Meat consumption and meat preparation in relation to colorectal adenomas among sporadic and HNPCC family patients in The Netherlands
Voskuil, D.W. ; Kampman, E. ; Grubben, M.J.A.L. ; Kok, F.J. ; Nagengast, F.M. ; Vasen, H.F.A. ; Veer, P. van 't - \ 2002
European Journal of Cancer 38 (2002)17. - ISSN 0959-8049 - p. 2300 - 2308.
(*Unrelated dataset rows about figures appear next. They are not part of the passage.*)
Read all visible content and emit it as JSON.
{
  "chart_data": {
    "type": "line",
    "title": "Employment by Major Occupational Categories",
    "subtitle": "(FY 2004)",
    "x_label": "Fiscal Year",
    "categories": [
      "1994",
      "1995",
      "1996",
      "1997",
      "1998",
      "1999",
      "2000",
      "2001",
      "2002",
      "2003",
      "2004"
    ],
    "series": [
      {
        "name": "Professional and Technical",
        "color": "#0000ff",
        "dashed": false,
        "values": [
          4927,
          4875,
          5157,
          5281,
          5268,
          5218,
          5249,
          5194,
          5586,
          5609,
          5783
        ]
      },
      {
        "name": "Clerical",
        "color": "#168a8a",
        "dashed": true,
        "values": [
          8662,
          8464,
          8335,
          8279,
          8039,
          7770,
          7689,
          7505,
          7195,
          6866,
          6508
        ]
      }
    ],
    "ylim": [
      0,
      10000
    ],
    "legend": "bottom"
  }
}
heterocyclic amines - tumor spectrum - cancer risk - k-ras - mutations - diet - tumorigenesis - polyposis - history
Meat consumption and meat preparation methods are thought to be associated with the risk of sporadic colorectal cancer, and possibly adenomas. As the same somatic mutations occur in sporadic adenomas and hereditary non-polyposis colorectal cancer (HNPCC)-related adenomas, similar exogenous factors may play a role in the development of both types of adenoma. In a case control study among 57 sporadic colorectal adenoma cases and 62 adenoma cases from HNPCC families (and 148 adenoma-free controls) from the Netherlands, we examined whether meat consumption and preparation are similarly associated with sporadic and suspected HNPCC colorectal adenomas. Frequency of meat consumption was not significantly associated with adenoma risk in our population of sporadic and HNPCC family cases and controls (Odds Ratios (OR) for high versus low consumption were 1.0 and 0.6, respectively). Interestingly, consumption of red meat and specific preparation methods (i.e., “not adding any water” and “ closed lid with most meat types”) slightly, but non-significantly, increased the risk of adenomas in the sporadic group only (OR, 95% Confidence Interval (CI): 4.1, 0.7–23.0, 2.0, 0.6–6.5 and 2.6, 0.9–7.2, respectively). This is the first study to examine possible differences or similarities in risk factors for sporadic and HNPCC colorectal carcinogenesis. Our results do not provide support for meat consumption as a risk factor for adenoma formation in HNPCC family members. Some characteristics of habitual meat preparation in the Netherlands may, however, increase the risk of sporadic adenomas.